Cientistas da Universidade Estadual de Campinas (Unicamp) e da Universidade Federal do Paraná (UFPR) desenvolveram uma inovação que transforma um resíduo comum na indústria do vinho em um insumo agrícola de alto valor. O estudo, publicado na revista científica ACS Omega, demonstra que o bagaço de uva, que representa aproximadamente 20% a 25% da massa da fruta processada e cuja produção global atinge entre nove milhões e 13 milhões de toneladas por ano, pode ser reaproveitado por meio de digestão anaeróbia para gerar um biofertilizante rico em nutrientes. Este material, conhecido como digestato, mostrou-se capaz de favorecer o cultivo da calêndula pôr do sol (Calendula officinalis L.), uma flor comestível de interesse crescente nas indústrias de alimentos e cosméticos.
O processo utilizado pelos pesquisadores envolve a decomposição do bagaço por microrganismos na ausência de oxigênio, resultando em um biofertilizante que pode ser aplicado na agricultura. Segundo Luiz Eduardo Nochi Castro, da Faculdade de Engenharia de Alimentos da Unicamp, o bagaço possui uma composição altamente nutritiva, contendo fibras, açúcares, compostos fenólicos, antioxidantes e pigmentos naturais, o que potencializa seu uso na geração de produtos de valor agregado.

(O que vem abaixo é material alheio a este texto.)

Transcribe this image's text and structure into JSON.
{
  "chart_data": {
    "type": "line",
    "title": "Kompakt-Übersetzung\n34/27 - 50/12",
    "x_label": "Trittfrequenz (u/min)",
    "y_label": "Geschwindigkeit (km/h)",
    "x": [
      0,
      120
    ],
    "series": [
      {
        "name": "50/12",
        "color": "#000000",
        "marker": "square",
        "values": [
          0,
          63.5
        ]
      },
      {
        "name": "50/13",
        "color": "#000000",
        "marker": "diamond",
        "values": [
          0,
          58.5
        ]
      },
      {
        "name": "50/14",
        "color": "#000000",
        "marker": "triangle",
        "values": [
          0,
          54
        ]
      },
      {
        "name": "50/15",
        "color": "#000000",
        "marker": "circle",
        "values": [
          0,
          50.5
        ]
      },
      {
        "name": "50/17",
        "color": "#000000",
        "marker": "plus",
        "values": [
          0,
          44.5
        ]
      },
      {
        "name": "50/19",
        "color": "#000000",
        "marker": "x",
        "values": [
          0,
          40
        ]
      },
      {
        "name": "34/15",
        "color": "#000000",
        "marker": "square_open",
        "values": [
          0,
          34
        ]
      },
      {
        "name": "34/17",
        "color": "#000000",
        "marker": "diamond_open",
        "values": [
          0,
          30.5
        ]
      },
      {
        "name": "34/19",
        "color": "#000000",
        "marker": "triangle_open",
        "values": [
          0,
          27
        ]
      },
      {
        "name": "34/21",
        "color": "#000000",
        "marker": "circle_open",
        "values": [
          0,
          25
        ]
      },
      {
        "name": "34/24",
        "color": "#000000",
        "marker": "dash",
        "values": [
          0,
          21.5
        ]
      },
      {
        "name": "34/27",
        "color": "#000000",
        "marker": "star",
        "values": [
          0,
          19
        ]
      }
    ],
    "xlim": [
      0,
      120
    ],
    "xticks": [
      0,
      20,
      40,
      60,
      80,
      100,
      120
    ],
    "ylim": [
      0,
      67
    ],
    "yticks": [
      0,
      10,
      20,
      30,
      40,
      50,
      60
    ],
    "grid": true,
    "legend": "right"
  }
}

Para avaliar o efeito do digestato no crescimento das plantas, os cientistas realizaram experimentos em estufa durante os verões e invernos de 2023, utilizando concentrações variadas de 0%, 10%, 20% e 30% do biofertilizante, combinadas a diferentes níveis de irrigação. O objetivo foi compreender como a quantidade de biofertilizante, a disponibilidade de água e a estação do ano influenciavam o desenvolvimento das calêndulas, analisando aspectos como o crescimento, a composição bioquímica das flores, folhas, raízes e partes aéreas das plantas.
Os resultados indicaram que concentrações entre 20% e 30%, associadas a condições de irrigação adequadas, proporcionaram os melhores desempenhos, enquanto doses excessivas prejudicaram a biomassa e a quantidade de flores produzidas. Tânia Forster, professora da Unicamp e orientadora do estudo, destacou que o uso equilibrado do digestato é fundamental para otimizar os resultados, uma vez que doses elevadas podem comprometer o desenvolvimento vegetal.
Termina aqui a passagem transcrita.